In February 2021, DA Smith Drilling Company began drilling the new testbed’s nine boreholes, five for injecting or receiving water and four for monitoring the responses in the rock. RESPEC, an engineering firm headquartered in Rapid City, is aiding the research group by making detailed measurements in the new boreholes to help understand the rock and helping with core evaluation.
Supporting Utah FORGE
The data and knowledge collected from EGS Collab’s investigation will be applied at the Frontier Observatory for Research in Geothermal Energy, known as Utah FORGE. A flagship DOE geothermal project, Utah FORGE is kilometer-scale field laboratory in Milford, Utah — a full-scale analog to the ten meter-scale EGS Collab testbeds at Sanford Lab.
“There remains an uncertainty in terms of the best way to communicate between two wells,” said John McLennan, a co-principal investigator for Utah FORGE from the University of Utah and liaison to EGS Collab. “We are fairly certain that the methodology should enfranchise natural fractures, but what exactly should that method be? The industry is still not 100 percent certain.”
At Utah FORGE, research groups develop technologies needed to create large-scale, economically sustainable heat exchange systems, thus paving the way for a reproducible approach that will reduce risks associated with EGS development with a goal of powering 10 million homes.

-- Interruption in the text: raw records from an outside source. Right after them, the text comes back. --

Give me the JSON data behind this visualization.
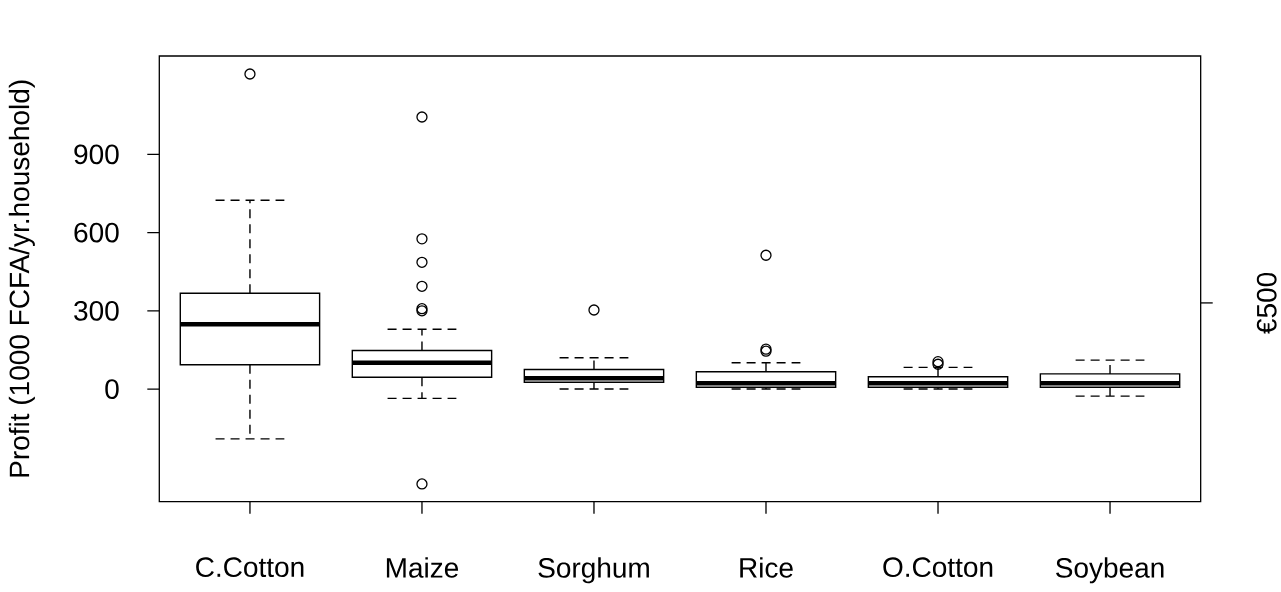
{
  "chart_data": {
    "type": "box",
    "ylabel": "Profit (1000 FCFA/yr.household)",
    "categories": [
      "C.Cotton",
      "Maize",
      "Sorghum",
      "Rice",
      "O.Cotton",
      "Soybean"
    ],
    "boxes": [
      {
        "low": -191,
        "q1": 93,
        "median": 248,
        "q3": 367,
        "high": 724,
        "outliers": [
          1208
        ]
      },
      {
        "low": -36,
        "q1": 45,
        "median": 101,
        "q3": 148,
        "high": 229,
        "outliers": [
          1043,
          576,
          486,
          394,
          308,
          300,
          -364
        ]
      },
      {
        "low": 0,
        "q1": 26,
        "median": 41,
        "q3": 75,
        "high": 120,
        "outliers": [
          303
        ]
      },
      {
        "low": 0,
        "q1": 7,
        "median": 22,
        "q3": 66,
        "high": 101,
        "outliers": [
          513,
          153,
          145
        ]
      },
      {
        "low": 0,
        "q1": 7,
        "median": 22,
        "q3": 47,
        "high": 83,
        "outliers": [
          105,
          95
        ]
      },
      {
        "low": -27,
        "q1": 7,
        "median": 22,
        "q3": 58,
        "high": 111
      }
    ],
    "ylim": [
      -432,
      1277
    ],
    "yticks": [
      0,
      300,
      600,
      900
    ],
    "annotations": [
      "€500"
    ],
    "grid": false
  }
}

“The upcoming EGS Collab experimentation on the 4100 Level, to me, is one of the most interesting elements that will have direct relevance to our future stimulation activities at Utah FORGE,” McLennan said.
In addition to providing data for Utah FORGE, the EGS Collab’s research has reached international audiences. In 2017, the EGS Collab began to livestream their test runs.
“We’ve never held a closed meeting,” Kneafsey said. “We don't want this to be a closed project. Oftentimes, experimentalists go into the field, do our experiment, and come back with a ream of data. You hand it to an analyst and say, ‘Figure this out.’ But, in the case of EGS Collab, experimentalists and numerical modelers are working hand-in-hand during the experiment to try to figure things out, and it really improves the product.”
Paul Schwering, senior geoscientist at Sandia National Laboratories (SNL), recalled one livestream that lasted 30 days. Throughout the extended test run, experts from laboratories, universities and commercial interest groups around the globe checked in to share their expertise.
“I'd call it a renaissance of underground laboratory work in hard rock,” Schwering said. “Being able to cross-pollinate, to share lessons learned and to have that open communication has brought together a worldwide network of incredible scientists who are working on solving these challenges.”
When EGS Collab begins testing hydraulic shearing techniques on the 4100 Level, the team will continue to broadcast their tests, drawing on insight from this international community to propel geothermal research.
The EGS Collab has previously been referred to as SIGMA-V at Sanford Lab.
The EGS Collab project includes researchers from ten national labs — Lawrence Berkeley National Laboratory, Sandia National Laboratories, Pacific Northwest National Laboratory, Lawrence Livermore National Laboratory, Idaho National Laboratory, Los Alamos National Laboratory, National Energy Research Laboratory, Oak Ridge National Laboratory, National Energy Technology Laboratory, and Brookhaven National Laboratory; and eight universities — South Dakota School of Mines and Technology, Stanford, University of Wisconsin, University of Oklahoma, Colorado School of Mines, Penn State, Rice University, and Texas A&M University. Many industry consultants and contractors, as well as the incredible team at Sanford Lab, continue to be instrumental to the ongoing success of the project.